Barulah pada akhir 1969 dia bisa bertemu dengan sosok
yang diidolakannya itu.
’’Kami sama-sama dipekerjakan di pertanian,’’ kata ayah satu anak tersebut.
Sejak saat itu,
hubungan Tumiso dengan Pram semakin akrab.
Pada awal pengasingannya di Pulau Buru, kata Tumiso, Pram
tidak menulis. Sebab, seluruh tapol dikerahkan untuk berproduksi.
’’Teman-teman suka bertanya, Pak Pram gak nulis? Pram pun menjawab gak ada waktu, beku, macet, blank,’’ ungkap Tumiso mengingat saat-saat itu.
Baru pada 1972, ada izin dari Kejaksaan Agung yang
memperbolehkan Pram untuk menulis.
Sebagai pengagum banyak tokoh hebat, Pram memacu diri
dengan banyak membaca buku. Semata-mata untuk mengimbangi tokoh yang
dikaguminya. Dalam proses itulah, Pram menemukan sosok Tirto Adhi Soerjo yang
tidak banyak diekspos.
Karena itu, dalam Tetralogi Pulau Buru, Pram menjadikan
sosok Tirto Adhi Soerjo sebagai lakon utama. Dalam novel Bumi Manusia, tokoh
itu bernama Minke, pribumi yang berpendidikan Eropa.
’’Annelies, Nyai Ontosoroh, dan lainnya itu imajinasi Pram. Hebat kan. Dia mampu menggambarkan situasi pada zamannya,’’ terang Tumiso.
Sempurnanya Tetralogi Pulau Buru, lanjut dia, tidak lepas
dari banyaknya masukan yang diterima Pram. Sebab, setiap menulis, Pram selalu
membuat rangkap enam.
Naskah-naskah itu lalu diberikan kepada Tumiso, Suprapto,
Oey Hay Djoen, dan dua teman tapol lainnya. Hal itu ditujukan untuk memberikan
kesempatan kepada teman-teman Pram untuk memberikan masukan. Selain itu,
rangkap enam tersebut dimaksudkan sebagai cadangan apabila ada naskah yang
disita aparat.
Tumiso mencontohkan, masukan Suprapto yang ahli hukum
kepada Pram soal bagaimana Minke dan Nyai Ontosoroh melawan di pengadilan.

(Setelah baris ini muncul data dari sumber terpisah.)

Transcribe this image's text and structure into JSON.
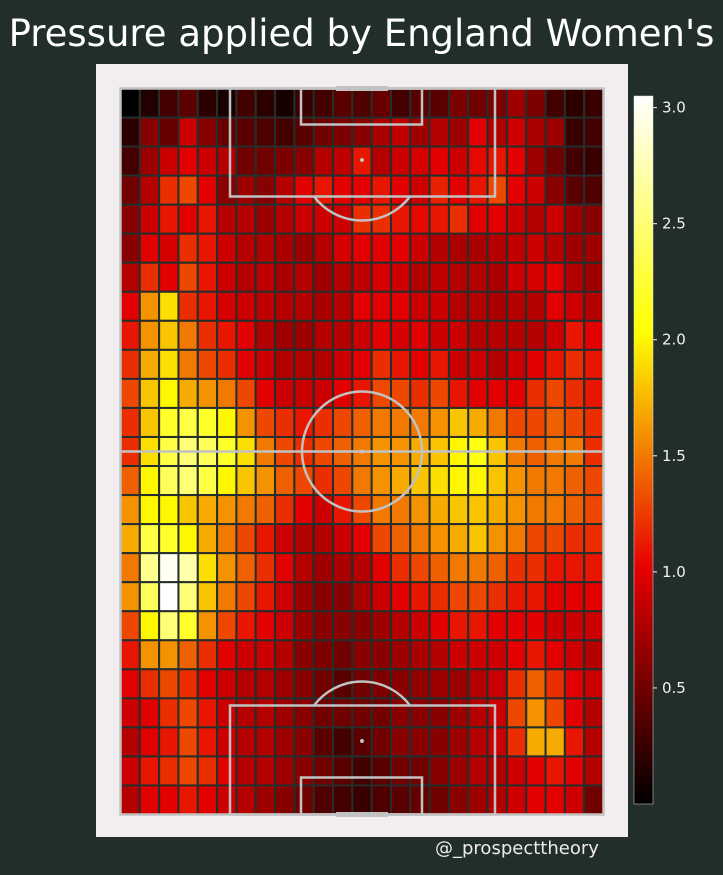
{
  "title": "Pressure applied by England Women's",
  "credit": "@_prospecttheory",
  "colors": {
    "background": "#222e2c",
    "panel": "#f2eeef",
    "grid_line": "#262e2c",
    "pitch_line": "#c2c2c2",
    "colormap": [
      "#000000",
      "#e60000",
      "#ffff00",
      "#ffffff"
    ]
  },
  "chart_data": {
    "type": "heatmap",
    "colormap": "hot",
    "colorbar": {
      "range": [
        0.0,
        3.05
      ],
      "ticks": [
        0.5,
        1.0,
        1.5,
        2.0,
        2.5,
        3.0
      ],
      "tick_labels": [
        "0.5",
        "1.0",
        "1.5",
        "2.0",
        "2.5",
        "3.0"
      ]
    },
    "grid_rows": 25,
    "grid_cols": 25,
    "row_order": "top (attacking end) to bottom (own goal)",
    "values": [
      [
        0.0,
        0.15,
        0.3,
        0.4,
        0.2,
        0.1,
        0.3,
        0.2,
        0.1,
        0.25,
        0.3,
        0.4,
        0.35,
        0.45,
        0.3,
        0.4,
        0.4,
        0.55,
        0.5,
        0.55,
        0.7,
        0.55,
        0.3,
        0.2,
        0.25
      ],
      [
        0.2,
        0.6,
        0.45,
        0.9,
        0.6,
        0.45,
        0.4,
        0.35,
        0.3,
        0.4,
        0.5,
        0.55,
        0.6,
        0.75,
        0.85,
        0.7,
        0.8,
        0.7,
        1.0,
        0.8,
        0.9,
        0.75,
        0.7,
        0.25,
        0.3
      ],
      [
        0.3,
        0.7,
        0.9,
        1.0,
        0.9,
        0.8,
        0.5,
        0.5,
        0.55,
        0.6,
        0.8,
        0.85,
        1.1,
        0.8,
        0.9,
        0.95,
        1.0,
        0.9,
        1.05,
        1.1,
        1.0,
        0.7,
        0.5,
        0.3,
        0.25
      ],
      [
        0.5,
        0.8,
        1.2,
        1.3,
        1.0,
        0.6,
        0.7,
        0.6,
        0.8,
        1.0,
        1.1,
        1.0,
        1.0,
        1.1,
        1.0,
        0.9,
        1.15,
        1.0,
        1.1,
        1.3,
        1.0,
        0.9,
        0.6,
        0.4,
        0.35
      ],
      [
        0.6,
        0.9,
        1.1,
        1.0,
        1.1,
        0.8,
        0.8,
        0.7,
        0.8,
        0.9,
        0.9,
        0.9,
        1.2,
        1.2,
        1.1,
        1.05,
        1.1,
        1.2,
        1.0,
        1.0,
        0.9,
        0.8,
        0.9,
        0.7,
        0.6
      ],
      [
        0.6,
        1.0,
        0.95,
        1.2,
        1.1,
        0.9,
        0.8,
        0.8,
        0.75,
        0.7,
        0.8,
        0.95,
        1.0,
        1.0,
        1.0,
        0.9,
        0.8,
        0.75,
        0.75,
        0.8,
        0.85,
        0.9,
        0.8,
        0.7,
        0.7
      ],
      [
        0.8,
        1.2,
        1.0,
        1.3,
        1.1,
        0.9,
        0.8,
        0.85,
        0.75,
        0.8,
        0.7,
        0.8,
        0.85,
        0.95,
        0.9,
        0.8,
        0.85,
        0.8,
        0.8,
        0.75,
        0.9,
        0.95,
        1.0,
        0.8,
        0.7
      ],
      [
        1.0,
        1.6,
        1.9,
        1.2,
        1.1,
        0.95,
        0.9,
        0.85,
        0.8,
        0.8,
        0.75,
        0.8,
        1.0,
        1.0,
        1.0,
        0.9,
        0.9,
        0.8,
        0.8,
        0.75,
        0.8,
        0.8,
        1.0,
        0.9,
        0.8
      ],
      [
        1.1,
        1.6,
        1.8,
        1.5,
        1.2,
        1.1,
        1.0,
        0.8,
        0.7,
        0.7,
        0.8,
        0.8,
        0.9,
        1.0,
        0.95,
        1.0,
        0.9,
        0.9,
        0.8,
        0.8,
        0.8,
        0.8,
        0.9,
        1.1,
        1.0
      ],
      [
        1.2,
        1.7,
        1.9,
        1.5,
        1.3,
        1.2,
        1.0,
        0.9,
        0.8,
        0.8,
        0.8,
        0.9,
        1.0,
        1.2,
        1.1,
        1.0,
        1.1,
        0.9,
        0.9,
        0.8,
        0.9,
        1.0,
        1.1,
        1.2,
        1.1
      ],
      [
        1.3,
        1.8,
        2.0,
        1.7,
        1.6,
        1.5,
        1.3,
        1.0,
        0.9,
        0.9,
        0.9,
        1.0,
        1.1,
        1.3,
        1.3,
        1.2,
        1.3,
        1.1,
        1.0,
        1.0,
        1.0,
        1.2,
        1.3,
        1.2,
        1.1
      ],
      [
        1.2,
        1.8,
        2.2,
        2.3,
        2.2,
        2.0,
        1.6,
        1.3,
        1.2,
        1.1,
        1.2,
        1.3,
        1.4,
        1.5,
        1.5,
        1.5,
        1.6,
        1.8,
        1.7,
        1.5,
        1.3,
        1.3,
        1.4,
        1.3,
        1.2
      ],
      [
        1.2,
        1.9,
        2.3,
        2.5,
        2.4,
        2.2,
        1.9,
        1.5,
        1.3,
        1.2,
        1.3,
        1.4,
        1.5,
        1.6,
        1.6,
        1.7,
        1.8,
        2.0,
        2.1,
        1.8,
        1.5,
        1.4,
        1.5,
        1.5,
        1.2
      ],
      [
        1.4,
        2.0,
        2.4,
        2.5,
        2.3,
        2.0,
        1.8,
        1.6,
        1.4,
        1.3,
        1.2,
        1.3,
        1.5,
        1.6,
        1.7,
        1.8,
        1.9,
        2.0,
        2.0,
        1.8,
        1.6,
        1.5,
        1.5,
        1.4,
        1.3
      ],
      [
        1.6,
        2.0,
        2.0,
        1.8,
        1.7,
        1.6,
        1.5,
        1.4,
        1.2,
        1.0,
        0.9,
        1.1,
        1.3,
        1.5,
        1.5,
        1.6,
        1.7,
        1.8,
        1.8,
        1.7,
        1.6,
        1.5,
        1.5,
        1.4,
        1.3
      ],
      [
        1.7,
        2.3,
        2.2,
        2.0,
        1.7,
        1.5,
        1.3,
        1.1,
        0.9,
        0.8,
        0.8,
        0.9,
        1.0,
        1.3,
        1.4,
        1.5,
        1.6,
        1.7,
        1.8,
        1.6,
        1.5,
        1.3,
        1.3,
        1.2,
        1.2
      ],
      [
        1.5,
        2.6,
        3.0,
        2.7,
        1.9,
        1.6,
        1.4,
        1.2,
        1.0,
        0.8,
        0.7,
        0.75,
        0.8,
        1.0,
        1.2,
        1.3,
        1.4,
        1.5,
        1.5,
        1.4,
        1.2,
        1.2,
        1.1,
        1.1,
        1.1
      ],
      [
        1.6,
        2.4,
        3.05,
        2.5,
        1.8,
        1.5,
        1.3,
        1.1,
        0.9,
        0.7,
        0.6,
        0.6,
        0.75,
        0.9,
        1.0,
        1.1,
        1.2,
        1.3,
        1.3,
        1.2,
        1.1,
        1.1,
        1.0,
        1.0,
        1.0
      ],
      [
        1.3,
        2.0,
        2.5,
        2.2,
        1.6,
        1.3,
        1.1,
        1.0,
        0.9,
        0.7,
        0.6,
        0.6,
        0.6,
        0.7,
        0.8,
        0.9,
        1.0,
        1.1,
        1.1,
        1.0,
        1.0,
        1.0,
        0.9,
        0.9,
        0.9
      ],
      [
        1.1,
        1.6,
        1.6,
        1.4,
        1.2,
        1.0,
        0.9,
        0.9,
        0.8,
        0.6,
        0.55,
        0.5,
        0.6,
        0.6,
        0.7,
        0.75,
        0.8,
        0.9,
        0.9,
        0.9,
        1.0,
        1.1,
        1.0,
        0.9,
        0.8
      ],
      [
        1.0,
        1.2,
        1.3,
        1.2,
        1.0,
        0.9,
        0.8,
        0.8,
        0.7,
        0.6,
        0.5,
        0.4,
        0.5,
        0.55,
        0.6,
        0.65,
        0.7,
        0.7,
        0.8,
        0.9,
        1.2,
        1.4,
        1.2,
        1.0,
        0.9
      ],
      [
        0.9,
        1.0,
        1.2,
        1.3,
        1.1,
        0.9,
        0.8,
        0.8,
        0.7,
        0.6,
        0.5,
        0.5,
        0.5,
        0.5,
        0.6,
        0.6,
        0.6,
        0.7,
        0.8,
        0.9,
        1.3,
        1.6,
        1.3,
        1.0,
        0.8
      ],
      [
        0.8,
        1.0,
        1.1,
        1.3,
        1.1,
        0.9,
        0.8,
        0.8,
        0.7,
        0.6,
        0.4,
        0.3,
        0.4,
        0.5,
        0.6,
        0.6,
        0.6,
        0.7,
        0.8,
        0.9,
        1.2,
        1.7,
        1.7,
        1.1,
        0.8
      ],
      [
        0.9,
        1.1,
        1.2,
        1.3,
        1.2,
        1.0,
        0.8,
        0.8,
        0.7,
        0.6,
        0.5,
        0.4,
        0.3,
        0.4,
        0.5,
        0.5,
        0.6,
        0.7,
        0.8,
        0.8,
        0.9,
        1.0,
        1.1,
        1.0,
        0.8
      ],
      [
        0.8,
        1.0,
        1.0,
        1.1,
        1.0,
        0.9,
        0.8,
        0.7,
        0.6,
        0.5,
        0.35,
        0.3,
        0.25,
        0.35,
        0.4,
        0.45,
        0.5,
        0.6,
        0.7,
        0.8,
        0.9,
        1.0,
        1.0,
        0.9,
        0.5
      ]
    ]
  }
}
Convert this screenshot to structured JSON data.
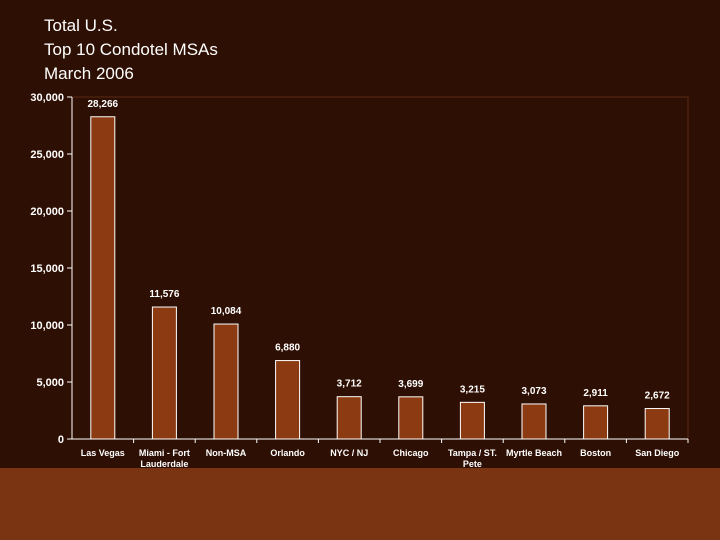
{
  "colors": {
    "background": "#2e0f03",
    "bar": "#8b3a12",
    "bar_edge": "#ffffff",
    "axis": "#ffffff",
    "footer": "#7a3411"
  },
  "chart_data": {
    "type": "bar",
    "title": [
      "Total U.S.",
      "Top 10 Condotel MSAs",
      "March 2006"
    ],
    "xlabel": "",
    "ylabel": "",
    "ylim": [
      0,
      30000
    ],
    "yticks": [
      {
        "value": 0,
        "label": "0"
      },
      {
        "value": 5000,
        "label": "5,000"
      },
      {
        "value": 10000,
        "label": "10,000"
      },
      {
        "value": 15000,
        "label": "15,000"
      },
      {
        "value": 20000,
        "label": "20,000"
      },
      {
        "value": 25000,
        "label": "25,000"
      },
      {
        "value": 30000,
        "label": "30,000"
      }
    ],
    "categories": [
      [
        "Las Vegas"
      ],
      [
        "Miami - Fort",
        "Lauderdale"
      ],
      [
        "Non-MSA"
      ],
      [
        "Orlando"
      ],
      [
        "NYC / NJ"
      ],
      [
        "Chicago"
      ],
      [
        "Tampa / ST.",
        "Pete"
      ],
      [
        "Myrtle Beach"
      ],
      [
        "Boston"
      ],
      [
        "San Diego"
      ]
    ],
    "values": [
      28266,
      11576,
      10084,
      6880,
      3712,
      3699,
      3215,
      3073,
      2911,
      2672
    ],
    "value_labels": [
      "28,266",
      "11,576",
      "10,084",
      "6,880",
      "3,712",
      "3,699",
      "3,215",
      "3,073",
      "2,911",
      "2,672"
    ],
    "grid": false,
    "legend": "none"
  }
}
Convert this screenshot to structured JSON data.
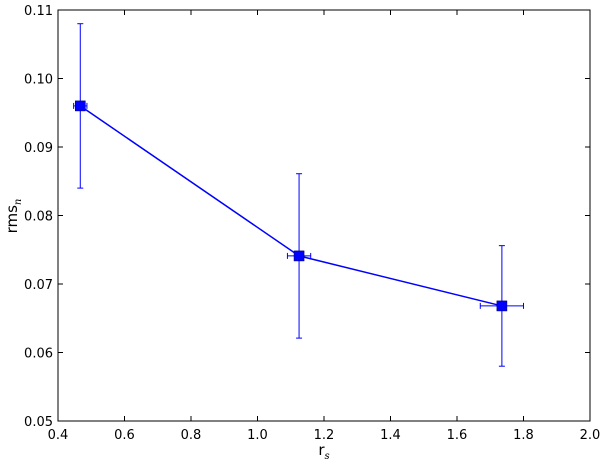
{
  "chart_data": {
    "type": "scatter",
    "title": "",
    "xlabel": "r",
    "xlabel_sub": "s",
    "ylabel": "rms",
    "ylabel_sub": "n",
    "xlim": [
      0.4,
      2.0
    ],
    "ylim": [
      0.05,
      0.11
    ],
    "xticks": [
      "0.4",
      "0.6",
      "0.8",
      "1.0",
      "1.2",
      "1.4",
      "1.6",
      "1.8",
      "2.0"
    ],
    "yticks": [
      "0.05",
      "0.06",
      "0.07",
      "0.08",
      "0.09",
      "0.10",
      "0.11"
    ],
    "grid": false,
    "legend": "none",
    "series": [
      {
        "color": "#0000ff",
        "marker": "square",
        "linestyle": "solid",
        "points": [
          {
            "x": 0.467,
            "y": 0.096,
            "xerr": 0.02,
            "yerr": 0.012
          },
          {
            "x": 1.125,
            "y": 0.0741,
            "xerr": 0.035,
            "yerr": 0.012
          },
          {
            "x": 1.735,
            "y": 0.0668,
            "xerr": 0.065,
            "yerr": 0.0088
          }
        ]
      }
    ]
  }
}
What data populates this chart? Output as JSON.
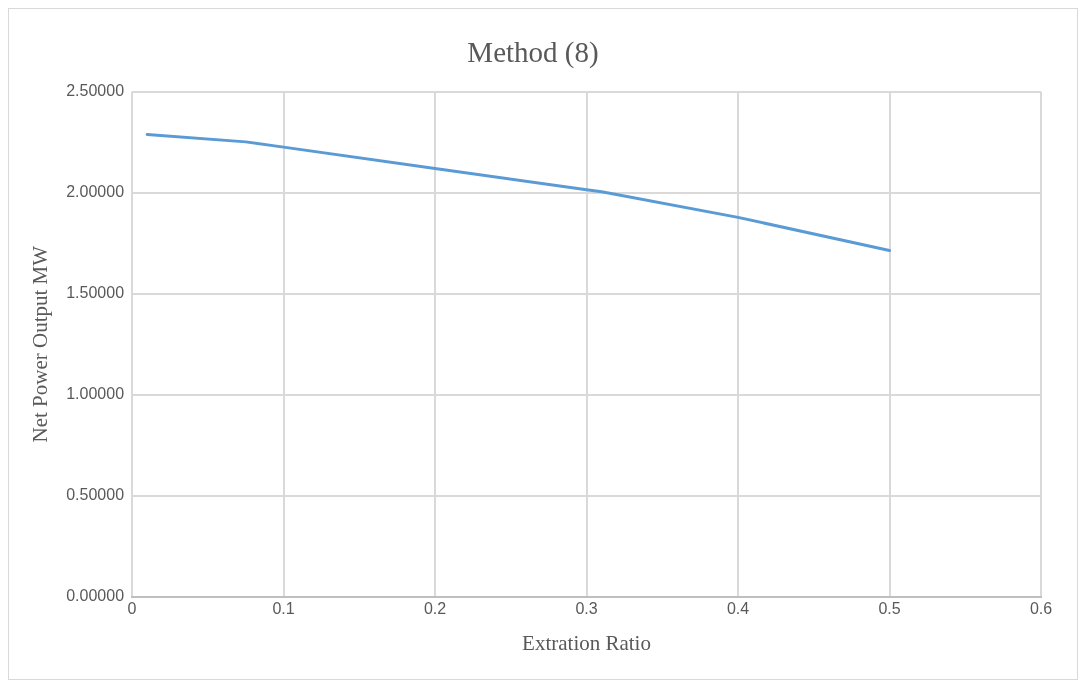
{
  "chart_data": {
    "type": "line",
    "title": "Method (8)",
    "xlabel": "Extration Ratio",
    "ylabel": "Net Power Output MW",
    "x": [
      0.01,
      0.075,
      0.1,
      0.2,
      0.3,
      0.31,
      0.4,
      0.5
    ],
    "series": [
      {
        "color": "#5b9bd5",
        "values": [
          2.289,
          2.252,
          2.226,
          2.12,
          2.015,
          2.005,
          1.878,
          1.714
        ]
      }
    ],
    "xlim": [
      0,
      0.6
    ],
    "xticks": [
      0,
      0.1,
      0.2,
      0.3,
      0.4,
      0.5,
      0.6
    ],
    "ylim": [
      0,
      2.5
    ],
    "yticks": [
      {
        "value": 0,
        "label": "0.00000"
      },
      {
        "value": 0.5,
        "label": "0.50000"
      },
      {
        "value": 1,
        "label": "1.00000"
      },
      {
        "value": 1.5,
        "label": "1.50000"
      },
      {
        "value": 2,
        "label": "2.00000"
      },
      {
        "value": 2.5,
        "label": "2.50000"
      }
    ],
    "grid": true,
    "legend": false,
    "marker": "none",
    "line_style": "solid"
  }
}
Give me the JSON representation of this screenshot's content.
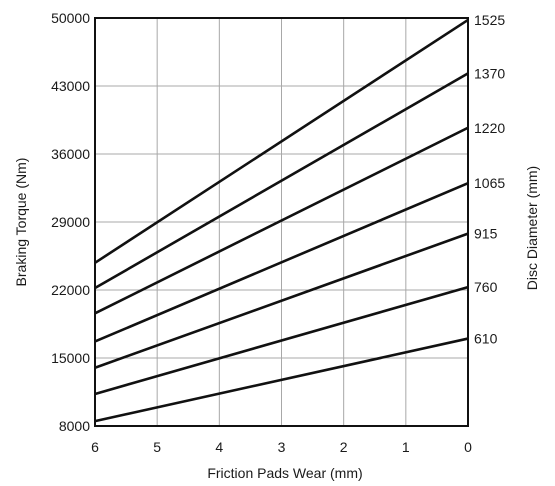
{
  "chart_data": {
    "type": "line",
    "xlabel": "Friction Pads Wear (mm)",
    "ylabel": "Braking Torque (Nm)",
    "y2label": "Disc Diameter (mm)",
    "x_ticks": [
      "6",
      "5",
      "4",
      "3",
      "2",
      "1",
      "0"
    ],
    "x_reversed": true,
    "xlim": [
      6,
      0
    ],
    "ylim": [
      8000,
      50000
    ],
    "y_ticks": [
      "8000",
      "15000",
      "22000",
      "29000",
      "36000",
      "43000",
      "50000"
    ],
    "grid": true,
    "series": [
      {
        "name": "610",
        "x": [
          6,
          0
        ],
        "y": [
          8500,
          17000
        ]
      },
      {
        "name": "760",
        "x": [
          6,
          0
        ],
        "y": [
          11300,
          22300
        ]
      },
      {
        "name": "915",
        "x": [
          6,
          0
        ],
        "y": [
          14000,
          27800
        ]
      },
      {
        "name": "1065",
        "x": [
          6,
          0
        ],
        "y": [
          16700,
          33000
        ]
      },
      {
        "name": "1220",
        "x": [
          6,
          0
        ],
        "y": [
          19600,
          38700
        ]
      },
      {
        "name": "1370",
        "x": [
          6,
          0
        ],
        "y": [
          22200,
          44300
        ]
      },
      {
        "name": "1525",
        "x": [
          6,
          0
        ],
        "y": [
          24800,
          49800
        ]
      }
    ]
  }
}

’’Tidak ada hukum atau kebiasaan pada zaman itu yang digambarkan melampaui zamannya atau mundur ke belakang,’’ tuturnya.
Beberapa masukan Tumiso juga diakomodasi Pram. Misalnya,
soal aksi petani tebu bernama Trunodongso di Sidoarjo yang melakukan protes
seorang diri. Sebelumnya, Pram menggambarkan Trunodongso melakukan unjuk rasa
secara beramai-ramai.
’’Saya bilang zaman itu belum begitu, orang masih takut Belanda. Kita gambarkan Trunodongso sebagai sosok yang berani,’’ ungkapnya.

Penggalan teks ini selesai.